Albert A. Okunade and Ahmad Reshad Osmani
Healthcare cost encompasses expenditures on the totality of scarce resources (implicit and explicit) given up (or allocated) to produce healthcare goods (e.g., drugs and medical devices) and services (e.g., hospital care and physician office services are major components). Healthcare cost accounting components (sources and uses of funds) tend to differ but can be similar enough across most of the world countries. The healthcare cost concept usually differs for consumers, politicians and health policy decision-makers, health insurers, employers, and the government. All else given, inefficient healthcare production implies higher economic cost and lower productivity of the resources deployed in the process. Healthcare productivity varies across health systems of the world countries, the production technologies used, regulatory instruments, and institutional settings. Healthcare production often involves some specific (e.g., drugs and medical devices, information and communication technologies) or general technology for diagnosing, treating, or curing diseases in order to improve or restore human health conditions.
In the last half century, the different healthcare systems of the world countries have undergone fundamental transformations in the structural designs, institutional regulations, and socio-economic and demographic dimensions. The nations have allocated a rising share of total economic resources or incomes (i.e., Gross National Product, or GDP) to the healthcare sector and are consequently enjoying substantial increases in population health status and life expectancies. There are complex and interacting linkages among escalating healthcare costs, longer life expectancies, technological progress (or “the march of science”), and sectoral productivities in the health services sectors of the advanced economies. Healthcare policy debates often concentrate on cost-containment strategies and search for improved efficient resource allocation and equitable distribution of the sector’s outputs. Consequently, this contribution is a broad review of the body of literature on technological progress, productivity, and cost: three important dimensions of the evolving modern healthcare systems. It provides a logical integration of three strands of work linking healthcare cost to technology and research evidence on sectoral productivity measurements. Finally, some important aspects of the existing study limitations are noted to motivate new research directions for future investigations to explore in the growing health sector economies.
Marjon van der Pol and Alastair Irvine
The interest in eliciting time preferences for health has increased rapidly since the early 1990s.
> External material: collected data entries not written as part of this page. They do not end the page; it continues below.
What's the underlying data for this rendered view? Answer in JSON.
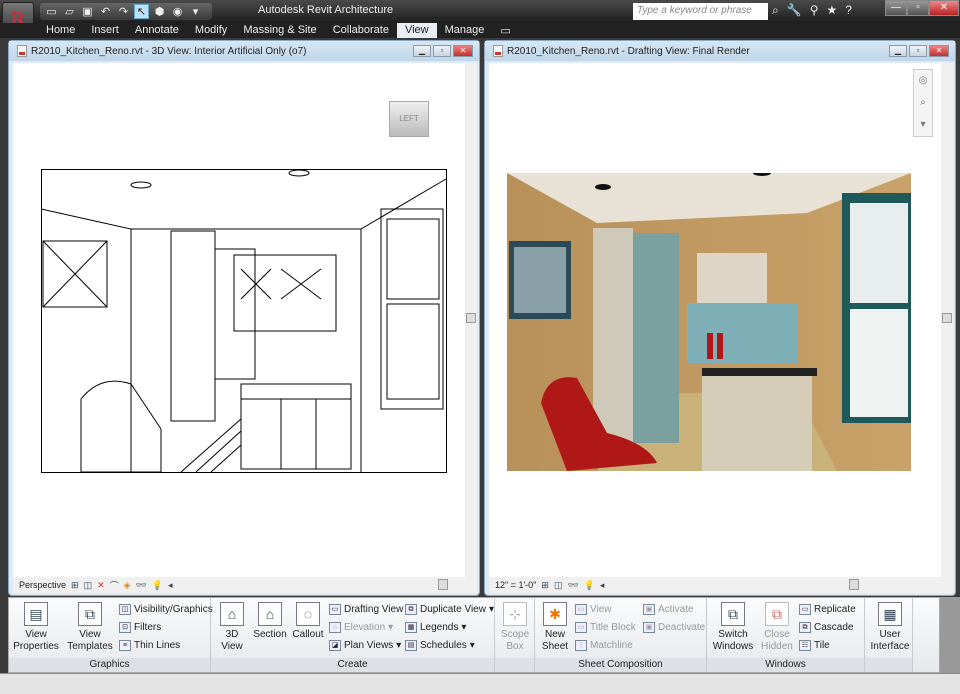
{
  "app": {
    "title": "Autodesk Revit Architecture",
    "logo": "R",
    "search_placeholder": "Type a keyword or phrase"
  },
  "qat": [
    "new-icon",
    "open-icon",
    "save-icon",
    "undo-icon",
    "redo-icon",
    "select-icon",
    "3d-icon",
    "sync-icon",
    "dropdown-icon"
  ],
  "tabs": [
    "Home",
    "Insert",
    "Annotate",
    "Modify",
    "Massing & Site",
    "Collaborate",
    "View",
    "Manage"
  ],
  "active_tab": "View",
  "left_window": {
    "title": "R2010_Kitchen_Reno.rvt - 3D View: Interior Artificial Only (o7)",
    "viewcube": "LEFT",
    "status": "Perspective"
  },
  "right_window": {
    "title": "R2010_Kitchen_Reno.rvt - Drafting View: Final Render",
    "status": "12\" = 1'-0\""
  },
  "ribbon": {
    "graphics": {
      "label": "Graphics",
      "view_properties": [
        "View",
        "Properties"
      ],
      "view_templates": [
        "View",
        "Templates"
      ],
      "visibility": "Visibility/Graphics",
      "filters": "Filters",
      "thin_lines": "Thin Lines"
    },
    "create": {
      "label": "Create",
      "view3d": [
        "3D",
        "View"
      ],
      "section": "Section",
      "callout": "Callout",
      "drafting_view": "Drafting View",
      "elevation": "Elevation",
      "plan_views": "Plan Views",
      "duplicate_view": "Duplicate View",
      "legends": "Legends",
      "schedules": "Schedules",
      "scope_box": [
        "Scope",
        "Box"
      ]
    },
    "sheet": {
      "label": "Sheet Composition",
      "new_sheet": [
        "New",
        "Sheet"
      ],
      "view": "View",
      "title_block": "Title Block",
      "matchline": "Matchline",
      "activate": "Activate",
      "deactivate": "Deactivate"
    },
    "windows": {
      "label": "Windows",
      "switch": [
        "Switch",
        "Windows"
      ],
      "close_hidden": [
        "Close",
        "Hidden"
      ],
      "replicate": "Replicate",
      "cascade": "Cascade",
      "tile": "Tile",
      "user_interface": [
        "User",
        "Interface"
      ]
    }
  }
}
It has two main sources: a concern over the appropriate methods for taking timing into account in economics evaluations, and a desire to obtain a better understanding of individual health and healthcare behaviors. The literature on empirical time preferences for health has developed innovative elicitation methods in response to specific challenges that are due to the special nature of health. The health domain has also shown a willingness to explore a wider range of underlying models compared to the monetary domain. Consideration of time preferences for health raises a number of questions. Are time preferences for health similar to those for money? What are the additional challenges when measuring time preferences for health? How do individuals in time preference for health experiments make decisions? Is it possible or necessary to incentivize time preference for health experiments?